Otobüs boş. Ah bu otobüs neler çektirdi bana sabah servislerinde. Tıklım tıklım. Balık istifi. Şoför bağırıyor arkaya ilerleyelim sayın yolcular. Kimse kıpırdamıyor. Herkes stresli. Kendine bir yer bulanlar nereye gideceğiz diyorlar. Şoför bir çare buluyor. Orta kapı. Orta kapıdan binin diyor. Kimi orta kapı kimi arka kapıdan biniyor. Gençler kafayı gömüyor. Kimse kimseye yer vermiyor.
Gazetemi okudum yol boyunca. Yol da gazete de bitti. Ben gazeteyi bunun için seviyorum. Oysa bugün gazetenin tadı yok. Gezi parkı olayı yüzünden yazarlar da ne yazacağını bilemiyor. O konudaki görüşlerini tüketmişler. Daha ne kadar sürecek bu olay.
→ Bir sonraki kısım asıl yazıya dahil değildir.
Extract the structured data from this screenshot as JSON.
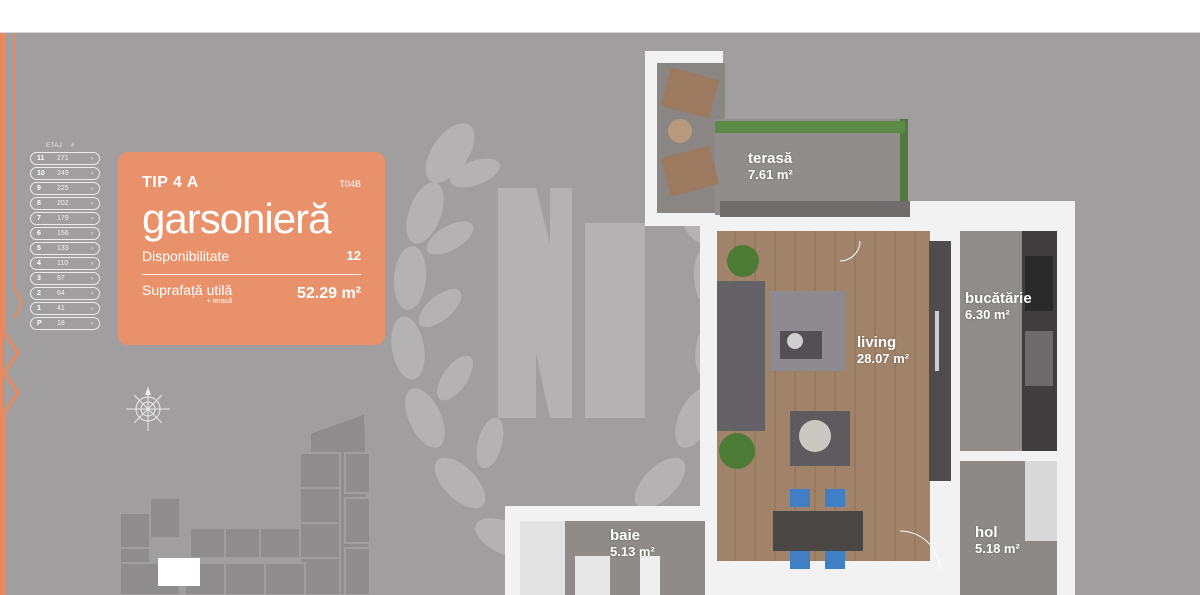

Başbakan kokmaya başladı Gezi parkı diyor. Keşke söylemese. Bu başbakan da kendini pek beğenmiş. Oysa gençler bu sert söylemlerden rahatsız. Bence de biraz daha mülayim olmalı, daha kuşatıcı olmalı. Bir taktik mi yoksa bu tavır. Erbakan’ın nezaketinin olumsuz sonuçları mı onu bu yola itiyor yoksa. Bu dilden mi anlıyorlar diye düşünüyor acaba? Belki de. Biz işyerinde sessiz kalıyoruz diye bazı arkadaşlar hükümet yanlısı diye bize psikolojik baskı uyguluyorlar. Allah’ın günü hükümete sövüyorlar hatta başbakana. Sözcü gazetesi okuyorlar aydınlık gazetesi okuyorlar, Oda TV izliyorlar internetten halk TV izliyorlar. Borsa çöksün diyorlar ekonomi batsın diyorlar. Dolar fırladı diye seviniyorlar. Biz Yunanistan’dan beteriz diyorlar. Ülke battı batacak diye zil takıp oynuyorlar.
Ben bunu anlamıyorum bu ülke batarsa onlar kurtulacak mı? Vatanı satıyor bu adam diyorlar kendileri batırmak için can u gönülden dua ediyorlar sanki kendileri bu gemide değilmiş gibi.
Denizler ortasında bak yelkensiz bıraktın,
Öylesine yıktın ki bütün inançlarımı;
Beni bensiz bıraktın; beni sensiz bıraktın.